A robotic ‘chef’ has been trained by researchers at the University of Cambridge to learn from cooking videos and recreate the dishes.
The team programmed the robotic chef with a ‘cookbook’ of eight simple salad recipes. By watching a video of a human preparing one of the recipes, the robot could identify which recipe was being made and replicate it.
The videos also helped the robot expand its cookbook. At the end of the experiment, the robot even came up with its own ninth recipe. The findings, published in the journal IEEE Access, demonstrate the potential of using video content as a valuable source of data for automated food production. This could ultimately lead to the easier and cheaper deployment of robot chefs.

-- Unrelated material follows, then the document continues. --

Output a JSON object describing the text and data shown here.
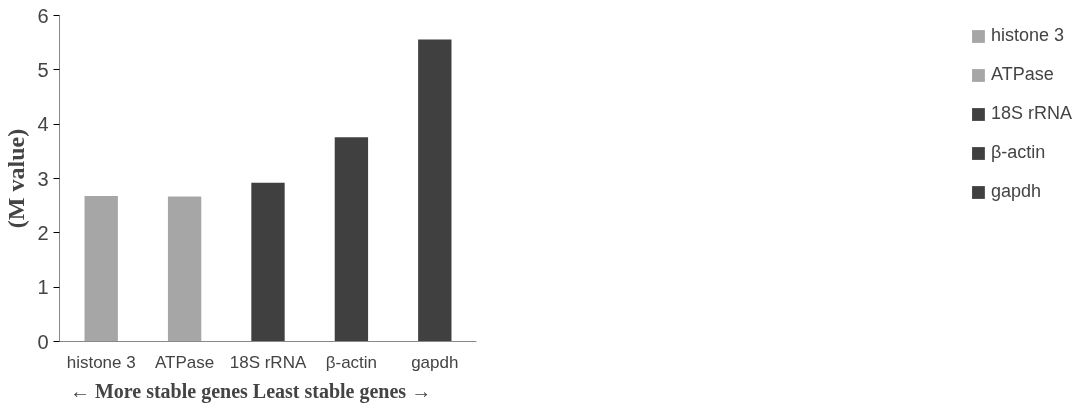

Although robotic chefs have been featured in science fiction for years, cooking remains a challenging task for robots in reality. While several commercial companies have developed prototype robot chefs, none of them are currently available on the market. They still have a long way to go to match the skills of human chefs.

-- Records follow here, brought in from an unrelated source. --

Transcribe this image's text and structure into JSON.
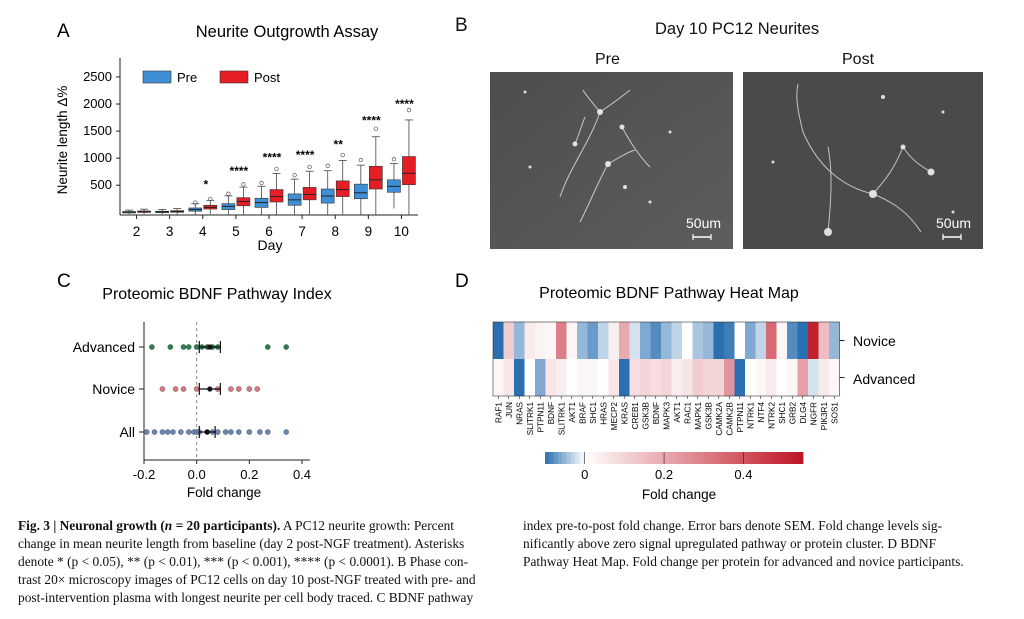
{
  "panels": {
    "A": {
      "letter": "A",
      "title": "Neurite Outgrowth  Assay",
      "legend": [
        {
          "label": "Pre",
          "color": "#3f8fd6"
        },
        {
          "label": "Post",
          "color": "#e51e25"
        }
      ],
      "ylabel": "Neurite length Δ%",
      "xlabel": "Day",
      "yticks": [
        "500",
        "1000",
        "1500",
        "2000",
        "2500"
      ],
      "days": [
        "2",
        "3",
        "4",
        "5",
        "6",
        "7",
        "8",
        "9",
        "10"
      ],
      "significance": [
        "",
        "",
        "*",
        "****",
        "****",
        "****",
        "**",
        "****",
        "****"
      ]
    },
    "B": {
      "letter": "B",
      "title": "Day 10 PC12 Neurites",
      "images": [
        {
          "label": "Pre",
          "scalebar": "50um"
        },
        {
          "label": "Post",
          "scalebar": "50um"
        }
      ]
    },
    "C": {
      "letter": "C",
      "title": "Proteomic BDNF Pathway Index",
      "groups": [
        "Advanced",
        "Novice",
        "All"
      ],
      "xlabel": "Fold change",
      "xticks": [
        "-0.2",
        "0.0",
        "0.2",
        "0.4"
      ]
    },
    "D": {
      "letter": "D",
      "title": "Proteomic BDNF Pathway Heat Map",
      "row_labels": [
        "Novice",
        "Advanced"
      ],
      "proteins": [
        "RAF1",
        "JUN",
        "NRAS",
        "SLITRK1",
        "PTPN11",
        "BDNF",
        "SLITRK1",
        "AKT1",
        "BRAF",
        "SHC1",
        "HRAS",
        "MECP2",
        "KRAS",
        "CREB1",
        "GSK3B",
        "BDNF",
        "MAPK3",
        "AKT1",
        "RAC1",
        "MAPK1",
        "GSK3B",
        "CAMK2A",
        "CAMK2B",
        "PTPN11",
        "NTRK1",
        "NTF4",
        "NTRK2",
        "SHC1",
        "GRB2",
        "DLG4",
        "NGFR",
        "PIK3R1",
        "SOS1"
      ],
      "colorbar_ticks": [
        "0",
        "0.2",
        "0.4"
      ],
      "colorbar_label": "Fold change"
    }
  },
  "chart_data": [
    {
      "type": "box",
      "title": "Neurite Outgrowth  Assay",
      "xlabel": "Day",
      "ylabel": "Neurite length Δ%",
      "categories": [
        "2",
        "3",
        "4",
        "5",
        "6",
        "7",
        "8",
        "9",
        "10"
      ],
      "ylim": [
        -50,
        2850
      ],
      "series": [
        {
          "name": "Pre",
          "color": "#3f8fd6",
          "median": [
            5,
            10,
            50,
            110,
            180,
            230,
            300,
            360,
            480
          ],
          "q1": [
            -5,
            -5,
            20,
            50,
            90,
            130,
            170,
            250,
            370
          ],
          "q3": [
            15,
            20,
            80,
            160,
            260,
            340,
            430,
            520,
            600
          ]
        },
        {
          "name": "Post",
          "color": "#e51e25",
          "median": [
            10,
            15,
            90,
            200,
            290,
            330,
            420,
            600,
            720
          ],
          "q1": [
            0,
            0,
            60,
            120,
            190,
            230,
            290,
            430,
            510
          ],
          "q3": [
            25,
            30,
            130,
            270,
            420,
            460,
            580,
            850,
            1030
          ]
        }
      ],
      "annotations": [
        "",
        "",
        "*",
        "****",
        "****",
        "****",
        "**",
        "****",
        "****"
      ]
    },
    {
      "type": "scatter",
      "title": "Proteomic BDNF Pathway Index",
      "xlabel": "Fold change",
      "xlim": [
        -0.2,
        0.4
      ],
      "groups": [
        {
          "name": "Advanced",
          "color": "#2e7d4f",
          "mean": 0.05,
          "sem": 0.04,
          "values": [
            -0.17,
            -0.1,
            -0.05,
            -0.03,
            0.0,
            0.02,
            0.04,
            0.06,
            0.08,
            0.27,
            0.34
          ]
        },
        {
          "name": "Novice",
          "color": "#d9777f",
          "mean": 0.05,
          "sem": 0.04,
          "values": [
            -0.13,
            -0.08,
            -0.05,
            0.0,
            0.08,
            0.13,
            0.16,
            0.2,
            0.23
          ]
        },
        {
          "name": "All",
          "color": "#6a86b0",
          "mean": 0.04,
          "sem": 0.03,
          "values": [
            -0.19,
            -0.16,
            -0.13,
            -0.11,
            -0.09,
            -0.06,
            -0.03,
            -0.01,
            0.0,
            0.01,
            0.04,
            0.06,
            0.08,
            0.11,
            0.13,
            0.16,
            0.2,
            0.24,
            0.27,
            0.34
          ]
        }
      ]
    },
    {
      "type": "heatmap",
      "title": "Proteomic BDNF Pathway Heat Map",
      "rows": [
        "Novice",
        "Advanced"
      ],
      "columns": [
        "RAF1",
        "JUN",
        "NRAS",
        "SLITRK1",
        "PTPN11",
        "BDNF",
        "SLITRK1",
        "AKT1",
        "BRAF",
        "SHC1",
        "HRAS",
        "MECP2",
        "KRAS",
        "CREB1",
        "GSK3B",
        "BDNF",
        "MAPK3",
        "AKT1",
        "RAC1",
        "MAPK1",
        "GSK3B",
        "CAMK2A",
        "CAMK2B",
        "PTPN11",
        "NTRK1",
        "NTF4",
        "NTRK2",
        "SHC1",
        "GRB2",
        "DLG4",
        "NGFR",
        "PIK3R1",
        "SOS1"
      ],
      "values": [
        [
          -0.12,
          0.12,
          -0.05,
          0.05,
          0.03,
          0.02,
          0.3,
          0.02,
          -0.05,
          -0.07,
          -0.03,
          0.04,
          0.2,
          -0.02,
          -0.06,
          -0.08,
          -0.05,
          -0.03,
          0.0,
          -0.04,
          -0.05,
          -0.12,
          -0.09,
          0.0,
          -0.06,
          -0.03,
          0.35,
          0.02,
          -0.08,
          -0.12,
          0.52,
          0.15,
          -0.05
        ],
        [
          0.02,
          0.06,
          -0.15,
          0.0,
          -0.06,
          0.06,
          0.04,
          0.0,
          0.02,
          0.02,
          0.0,
          0.06,
          -0.17,
          0.08,
          0.1,
          0.08,
          0.1,
          0.04,
          0.06,
          0.12,
          0.1,
          0.1,
          0.25,
          -0.12,
          0.0,
          0.02,
          0.05,
          0.0,
          0.02,
          0.22,
          -0.02,
          0.05,
          0.02
        ]
      ],
      "colorbar": {
        "min": -0.1,
        "max": 0.55,
        "ticks": [
          0,
          0.2,
          0.4
        ]
      }
    }
  ],
  "caption": {
    "col1": [
      {
        "bold": "Fig. 3 | Neuronal growth (",
        "boldi": "n",
        "bold2": " = 20 participants)."
      },
      "A PC12 neurite growth: Percent",
      "change in mean neurite length from baseline (day 2 post-NGF treatment). Asterisks",
      "denote * (p < 0.05), ** (p < 0.01), *** (p < 0.001), **** (p < 0.0001). B Phase con-",
      "trast 20× microscopy images of PC12 cells on day 10 post-NGF treated with pre- and",
      "post-intervention plasma with longest neurite per cell body traced. C BDNF pathway"
    ],
    "col2": [
      "index pre-to-post fold change. Error bars denote SEM. Fold change levels sig-",
      "nificantly above zero signal upregulated pathway or protein cluster. D BDNF",
      "Pathway Heat Map. Fold change per protein for advanced and novice participants."
    ]
  }
}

Unlike humans who can learn new recipes through observation, such as watching cooking videos on YouTube, teaching a robot to make a variety of dishes is expensive and time-consuming.

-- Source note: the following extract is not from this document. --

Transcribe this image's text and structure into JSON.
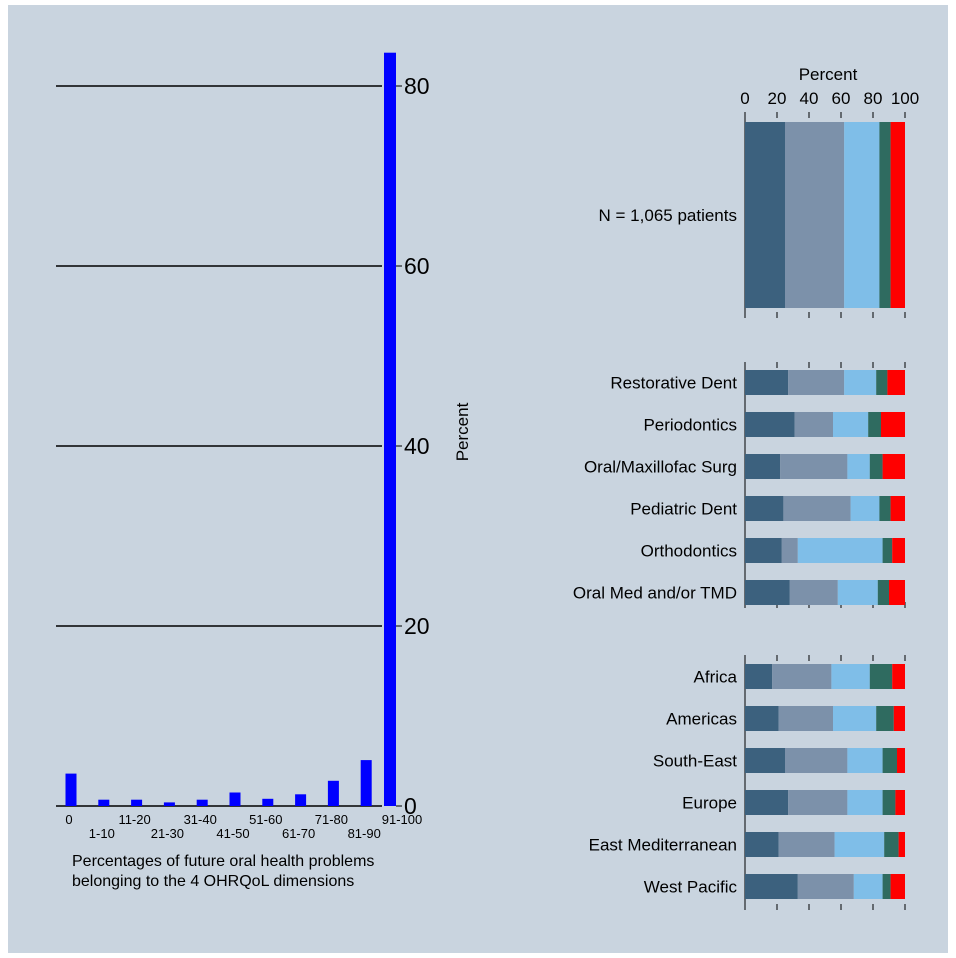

“We wanted to teach our robot chef to learn in the same incremental way that humans do — by identifying the ingredients and how they come together in a dish,” explained Grzegorz Sochacki, the paper’s first author and a PhD candidate at Cambridge’s Department of Engineering.
The Technique Behind Teaching the Robot Chef
To train their robot chef, Sochacki and his colleagues created eight simple salad recipes and filmed themselves making them. They then used a publicly available neural network to train the robot. The neural network had already been programmed to recognize different objects, including the fruits and vegetables used in the salad recipes (broccoli, carrot, apple, banana, and orange).
The robot analyzed each frame of the video using computer vision techniques and identified the objects, features (like a knife), and the human demonstrator’s arms, hands, and face. Both the recipes and videos were converted to vectors, and the robot conducted mathematical operations on these vectors to determine the similarity between a demonstration and a vector.
By accurately identifying the ingredients and actions of the human chef, the robot could determine which recipe was being prepared. For example, if the human demonstrator held a knife in one hand and a carrot in the other, the robot inferred that the carrot would be chopped.
Impressive Results and Future Potential
Out of the 16 videos it watched, the robot successfully recognized the correct recipe 93% of the time, even though it only detected 83% of the human chef’s actions. The robot was also able to differentiate slight variations within a recipe, such as making a double portion or normal human error, without considering them as new recipes. Moreover, the robot identified a new, ninth salad recipe, added it to its cookbook, and successfully made it.
Sochacki stated, “It’s remarkable how well the robot could pick up on the details. While these recipes are not complex — they mainly consist of chopped fruits and vegetables — the robot was surprisingly effective at recognizing that two chopped apples and two chopped carrots are the same recipe as three chopped apples and three chopped carrots.”
Limitations and Future Possibilities
The videos used for training the robot chef differed from popular food videos on social media, which often have fast cuts and visual effects, frequently shifting between the person preparing the food and the dish being created. For instance, if the human demonstrator held a carrot with their hand wrapped around it, the robot would struggle to identify it. To solve this issue, the demonstrator had to hold up the carrot so the robot could see the entire vegetable.
Sochacki added, “Our robot isn’t interested in the type of food videos that go viral on social media — those are simply too difficult to follow. However, as robot chefs improve and become faster at identifying ingredients in food videos, they may be able to use platforms like YouTube to learn a wide range of recipes.”
The research was partly supported by Beko plc and the Engineering and Physical Sciences Research Council (EPSRC), which is a part of UK Research and Innovation (UKRI).